No less significant is America’s right to check that India is using any purchased weapon for the purpose for which it was intended. This may mean that a system bought by India to bolster defences against China cannot be deployed against Pakistan, still a valued strategic pawn for U.S. policy. EUMA gives the U.S. the “right to verify” that a transferred system was not being used for purposes other than those agreed upon. Change in the end-use of any U.S.-origin component or system without Washington’s authorisation will constitute a EUMA violation.

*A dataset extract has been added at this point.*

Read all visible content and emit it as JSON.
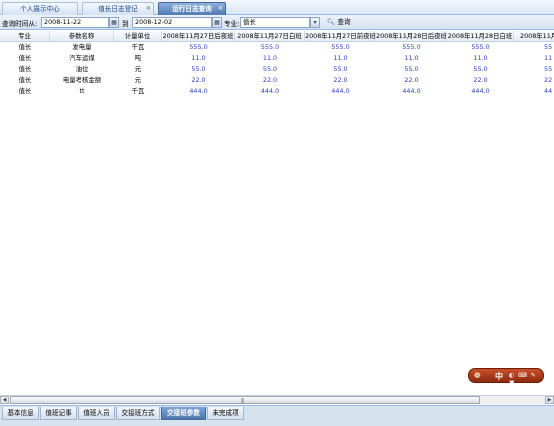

It is such restrictions that had prompted the Indian Navy chief last year to publicly reject EUMA as too “intrusive.” The U.S., on an ad hoc basis, already has included end-use rights for itself in the recent defence contracts. In a March 2008 report, the CAG had castigated the grant of such rights, pointing out that the contract for USS Trenton — a 1971-vintage, problem-plagued amphibious transport ship bought by India in 2007 for $50 million — contains even “restrictions on the offensive deployment of the ship.” Now, EUMA, with its comprehensive end-use stipulations, will serve as the umbrella arrangement covering all future defence deals.

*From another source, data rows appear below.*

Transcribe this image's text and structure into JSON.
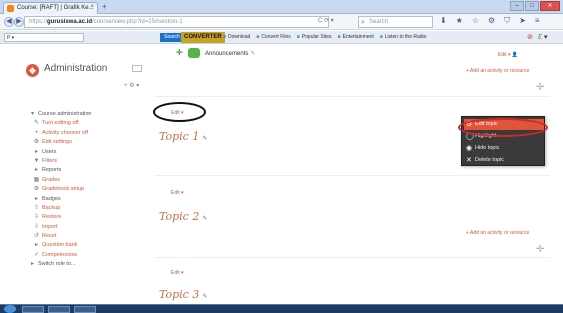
{
  "browser": {
    "tab_title": "Course: [RAFT] | Grafik Ke...",
    "tab_close": "×",
    "new_tab": "+",
    "url_prefix": "https://",
    "url_domain": "gurusiswa.ac.id",
    "url_rest": "/course/view.php?id=25#section-1",
    "url_tools": "C  ⟳  ▾",
    "search_placeholder": "Search",
    "window_min": "–",
    "window_max": "□",
    "window_close": "✕"
  },
  "toolbar": {
    "search_field": "P ▾",
    "search_button": "Search",
    "brand": "CONVERTER",
    "links": [
      "Download",
      "Convert Files",
      "Popular Sites",
      "Entertainment",
      "Listen to the Radio"
    ],
    "right_badge": "⊘",
    "right_menu": "ℰ ▾"
  },
  "admin": {
    "title": "Administration",
    "controls": "+ ⚙ ▾",
    "items": [
      {
        "label": "Course administration",
        "icon": "▾",
        "style": "dark"
      },
      {
        "label": "Turn editing off",
        "icon": "✎",
        "style": "link"
      },
      {
        "label": "Activity chooser off",
        "icon": "•",
        "style": "link"
      },
      {
        "label": "Edit settings",
        "icon": "⚙",
        "style": "link"
      },
      {
        "label": "Users",
        "icon": "▸",
        "style": "dark"
      },
      {
        "label": "Filters",
        "icon": "▼",
        "style": "link"
      },
      {
        "label": "Reports",
        "icon": "▸",
        "style": "dark"
      },
      {
        "label": "Grades",
        "icon": "▦",
        "style": "link"
      },
      {
        "label": "Gradebook setup",
        "icon": "⚙",
        "style": "link"
      },
      {
        "label": "Badges",
        "icon": "▸",
        "style": "dark"
      },
      {
        "label": "Backup",
        "icon": "⇧",
        "style": "link"
      },
      {
        "label": "Restore",
        "icon": "⇩",
        "style": "link"
      },
      {
        "label": "Import",
        "icon": "⇩",
        "style": "link"
      },
      {
        "label": "Reset",
        "icon": "↺",
        "style": "link"
      },
      {
        "label": "Question bank",
        "icon": "▸",
        "style": "link"
      },
      {
        "label": "Competencies",
        "icon": "✓",
        "style": "link"
      },
      {
        "label": "Switch role to...",
        "icon": "▸",
        "style": "dark"
      }
    ]
  },
  "course": {
    "announcements": "Announcements",
    "edit_top": "Edit ▾  👤",
    "add_activity": "+ Add an activity or resource",
    "edit": "Edit ▾",
    "topics": [
      "Topic 1",
      "Topic 2",
      "Topic 3"
    ],
    "pencil": "✎",
    "plus": "✛"
  },
  "context_menu": {
    "items": [
      {
        "label": "Edit topic",
        "icon": "⚙"
      },
      {
        "label": "Highlight",
        "icon": "◯"
      },
      {
        "label": "Hide topic",
        "icon": "◉"
      },
      {
        "label": "Delete topic",
        "icon": "✕"
      }
    ]
  }
}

Yet, despite the misgivings expressed within and outside the officialdom, a tongue-tied Indian government has shied away from taking Parliament into confidence, with the External Affairs Minister’s July 21 statement in both Houses containing just two sentences on EUMA. Shouldn’t the Prime Minister explain to Parliament how an agreement designed by the U.S. for client states meshes with India’s strategic autonomy and its right of unfettered deployment and use of weapons bought with hard cash? The government bill proposing that Indian taxpayers assume main nuclear-accident liability, with foreign vendors’ maximum liability limited to a mere $62 million, will give Parliament finally a chance to examine the nuclear deal and its connection to accords like EUMA.

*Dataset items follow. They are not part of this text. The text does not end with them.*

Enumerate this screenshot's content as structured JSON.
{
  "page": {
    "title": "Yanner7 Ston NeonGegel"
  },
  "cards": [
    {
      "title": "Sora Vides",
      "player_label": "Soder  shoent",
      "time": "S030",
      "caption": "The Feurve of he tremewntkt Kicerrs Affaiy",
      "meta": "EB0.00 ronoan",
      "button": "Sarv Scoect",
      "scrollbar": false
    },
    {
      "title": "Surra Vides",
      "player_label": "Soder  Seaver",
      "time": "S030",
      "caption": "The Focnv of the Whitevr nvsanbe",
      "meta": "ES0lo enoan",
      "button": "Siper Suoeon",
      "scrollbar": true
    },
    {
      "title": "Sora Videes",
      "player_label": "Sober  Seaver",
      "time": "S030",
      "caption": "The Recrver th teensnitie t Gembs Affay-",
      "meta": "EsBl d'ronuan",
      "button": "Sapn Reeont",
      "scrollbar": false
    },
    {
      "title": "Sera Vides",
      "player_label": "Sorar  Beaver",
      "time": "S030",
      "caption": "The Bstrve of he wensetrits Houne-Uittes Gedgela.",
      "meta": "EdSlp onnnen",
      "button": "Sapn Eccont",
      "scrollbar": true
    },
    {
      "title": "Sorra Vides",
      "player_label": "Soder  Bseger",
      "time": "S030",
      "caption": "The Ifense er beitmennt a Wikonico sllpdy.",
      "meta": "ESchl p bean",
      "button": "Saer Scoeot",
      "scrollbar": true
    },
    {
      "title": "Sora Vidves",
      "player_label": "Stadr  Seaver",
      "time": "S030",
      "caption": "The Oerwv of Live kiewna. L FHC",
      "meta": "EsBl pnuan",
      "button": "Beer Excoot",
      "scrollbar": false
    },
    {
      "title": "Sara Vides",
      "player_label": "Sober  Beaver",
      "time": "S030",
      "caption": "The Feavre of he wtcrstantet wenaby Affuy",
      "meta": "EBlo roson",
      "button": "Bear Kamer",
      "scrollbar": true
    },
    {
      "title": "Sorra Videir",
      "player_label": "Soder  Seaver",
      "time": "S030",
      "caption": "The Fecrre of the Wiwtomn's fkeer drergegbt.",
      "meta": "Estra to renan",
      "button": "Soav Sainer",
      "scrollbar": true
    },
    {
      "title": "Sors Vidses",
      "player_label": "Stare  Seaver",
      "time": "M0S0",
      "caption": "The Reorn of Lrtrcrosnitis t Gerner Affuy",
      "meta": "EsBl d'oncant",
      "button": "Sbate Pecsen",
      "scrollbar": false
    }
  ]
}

Although India is America’s strategic partner, not an ally that is supposed to follow the alliance leader, the U.S. is attempting to co-opt India in a “soft alliance” through assorted arrangements. The 2005 defence framework accord, with its emphasis on U.S. arms sales, force interoperability and intelligence sharing, was designed to build India as a new junior partner (or spoke) in a web of interlocking bilateral arrangements that fit together with America’s hub-and-spoke global alliance system. The subsequent nuclear deal, with its elaborate terms extending beyond the nuclear realm, was an initiative in the same direction that helped give birth to EUMA, which incorporates both routine inspections and “enhanced” end-use monitoring. It seems odd, though, that U.S. policy should attempt to mould India into a “soft” ally in a world in which some of America’s old allies are seeking to discreetly reclaim their foreign-policy autonomy.

Make no mistake: The U.S. has imposed EUMA on states that are under its security protection or classified as allies. But India is a notable exception as the only EUMA-accepting country that has a special defence relationship with Russia, which is transferring to India strategic systems America will not even consider selling — from a nuclear attack submarine to an aircraft carrier. China complains Russia won’t sell it the same class or quality of weapons it gives India.

A close, mutually beneficial relationship with the U.S. is in India’s interest. But as India gets sucked into the U.S. strategic dominion through EUMA and other arrangements — with the Communications Interoperability and Security Memorandum of Agreement (CIS MoA) next on Washington’s list, along with the Mutual Logistic Support Agreement (MLSA) — its special relationship with Moscow is bound to change. If America can merrily sell growing quantities of arms on both sides of the subcontinental divide and yet get New Delhi to accept restrictive measures, an economically struggling Russia has little incentive to stick to its traditional policy of not exporting arms to Pakistan. And with India hopelessly dependent on conventional-arms imports to meet basic defence meets, this means a rougher Indian defence-procurement trajectory in the years ahead. After all, as the pattern of current arms sales and offers underscores, American transfers are intended not to help India gain a combat edge but to promote regional military balance and U.S. leverage.